A castle is a fortification designed to keep and enemy out, while a prison is a fortification designed to keep an enemy in. But often, and maybe even always, they are basically the same thing. And both are like our beliefs.
In a sense, everyone is the king of their own castle of ideas, but religion takes this to a higher level by encouraging a person to trust their imagination when it tells them they are doing it, not for themself, but for the glory of God.
By believing that their "beliefs" are necessary to survive, have meaning, or even control their own appetites and desires, people are encouraged to become ever more dependent upon the God-drug that all organized religions push. And like the man selling heroin, so religion sells holiness, and both trigger the same release of endorphins in the brain that make a person feel warmly loved.
The only difference is that one of these drugs is illegal and the other is legal. And it's not only legal, it's even encouraged as absolutely necessary, to save oneself from the eternal fires of a Merciful Loving God. A God, mind you, who slaughtered his own son (using humanity as the all too willing knife) like Abraham, in order to forgive it for being stained with original sin - a stain He just happened to withhold from the soul of his own son, so that son could grow up to be the kind of a man God hoped humanity would eventually kill.
And to prove that God should never doubt His faith in man's miserable sinful nature, we were only too happy to oblige.

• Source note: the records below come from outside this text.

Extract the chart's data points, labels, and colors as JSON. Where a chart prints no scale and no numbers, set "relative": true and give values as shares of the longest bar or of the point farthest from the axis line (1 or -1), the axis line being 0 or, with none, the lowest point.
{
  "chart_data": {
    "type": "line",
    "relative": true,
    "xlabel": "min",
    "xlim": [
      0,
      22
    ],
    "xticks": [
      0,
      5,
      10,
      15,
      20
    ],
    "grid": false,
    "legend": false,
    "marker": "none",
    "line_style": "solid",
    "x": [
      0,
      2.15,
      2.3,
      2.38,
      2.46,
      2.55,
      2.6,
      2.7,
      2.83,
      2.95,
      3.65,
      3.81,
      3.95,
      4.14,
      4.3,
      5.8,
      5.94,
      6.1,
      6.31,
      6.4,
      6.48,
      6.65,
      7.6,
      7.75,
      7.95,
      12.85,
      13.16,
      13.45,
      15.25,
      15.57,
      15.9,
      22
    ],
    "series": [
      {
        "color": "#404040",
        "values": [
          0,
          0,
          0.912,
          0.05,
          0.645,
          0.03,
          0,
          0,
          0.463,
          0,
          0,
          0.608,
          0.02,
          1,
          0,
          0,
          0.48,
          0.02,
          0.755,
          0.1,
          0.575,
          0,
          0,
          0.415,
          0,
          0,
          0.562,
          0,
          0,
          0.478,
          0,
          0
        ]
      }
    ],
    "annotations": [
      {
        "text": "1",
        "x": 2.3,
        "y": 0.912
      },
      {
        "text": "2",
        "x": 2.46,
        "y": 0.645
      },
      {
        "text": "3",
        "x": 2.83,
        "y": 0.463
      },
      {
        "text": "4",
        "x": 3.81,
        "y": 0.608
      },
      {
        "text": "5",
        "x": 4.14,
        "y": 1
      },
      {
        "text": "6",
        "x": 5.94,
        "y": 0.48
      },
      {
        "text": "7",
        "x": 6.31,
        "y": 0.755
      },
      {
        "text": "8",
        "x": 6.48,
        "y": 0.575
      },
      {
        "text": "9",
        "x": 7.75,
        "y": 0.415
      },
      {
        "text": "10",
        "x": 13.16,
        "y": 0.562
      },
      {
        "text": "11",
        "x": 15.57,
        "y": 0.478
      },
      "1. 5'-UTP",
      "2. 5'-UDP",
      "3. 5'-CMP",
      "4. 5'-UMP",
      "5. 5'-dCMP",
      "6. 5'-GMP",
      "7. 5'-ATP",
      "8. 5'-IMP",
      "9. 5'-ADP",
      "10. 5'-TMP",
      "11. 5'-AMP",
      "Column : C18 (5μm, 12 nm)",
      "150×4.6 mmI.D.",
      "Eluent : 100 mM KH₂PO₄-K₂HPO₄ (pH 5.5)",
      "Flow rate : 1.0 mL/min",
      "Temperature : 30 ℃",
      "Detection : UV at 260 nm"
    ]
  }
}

This narrative of a God forgiving his sinful creation through the sin of them murdering his own son, is used to convince people to doubt everything but those things that affirm this narrative. And by doing so, their dependence upon it to being not just a "belief," but the very bedrock of all discerning wisdom, knowledge, and truth, only grows. And the more this dependence grows, the more it is applauded.
To those believers, their "beliefs" are what are most important, more than anything else in the universe; even more than they are.
To die defending those beliefs (i.e. their "castle") in this temporary universe - which would be smaller than an atom and only amount to a mere millisecond to an "infinite" and "eternal" God - is something that they believe is the highest virtue and honor they can perform. And they believe this not only because it is the surest way to go directly to heaven, without having to pass purgatory, but to show their gratitude to a God who was generous enough to have created the entire universe -even with all of its difficulties, cruelties, and death - specifically for them.
This castle can also feel exactly like a prison to the "believer," however, since it tends to be seen not as a castle at all, but a cross. Religion teaches the "believer" to not only conflate "truth" with a "belief," but to identify their own suffering with the suffering of their Messiah. Such a perspective means all of the suffering added to the world from Crusades and Inquisitions to pedophile priests and the Church's attempts to hide it, all somehow served to redeem humanity in the same way Christ's suffering was alleged to. Hence, if all of the Church's victims had simply offered up their suffering to God, whether from torture or rape, think of all of the people that could've gotten out of Purgatory?!
In this way, Christianity encourages a victimization mentality. Since it is the job of the "believer" to evangelize the world, their view of Jesus as the "victim" of a world that rejected God, leads them to see themselves as Jesus (i.e., "rejected by the world") when anyone challenges the "authenticity" and "infallibility" of their claims. And this is especially the case whenever anyone challenges their claims to "Biblical inerrancy," of either the Bible itself or their interpretation of it.
In either situation, whether seen as a castle or a prison, the point is that both are built out of fear, and the desperate need to protect oneself, from either an enemy without or within. And since religion is also relied upon to keep the darker angels of our being imprisoned within ourselves, chained by our "hope" for eternal life, it is a prison that some preach simply because they rely on it to protect the world from themselves.
But when they discover the power of invisibility that their positions grant them as "spiritual leaders," that is, once they discover that playing the lamb is the easiest way for the wolf to hunt the sheep, it becomes only too easy for them to prey upon victims. Perhaps even with the "belief" that they are actually helping them in some way, as hard as that may be to imagine.
The problem is that religious beliefs do not suppress our fearful and darker side, even though it appears to give some people "hope" through the power of denial of our own mortality, it simply re-channels our darker side, by convincing us that when we are doing our worst toward each other, we are being our best for God.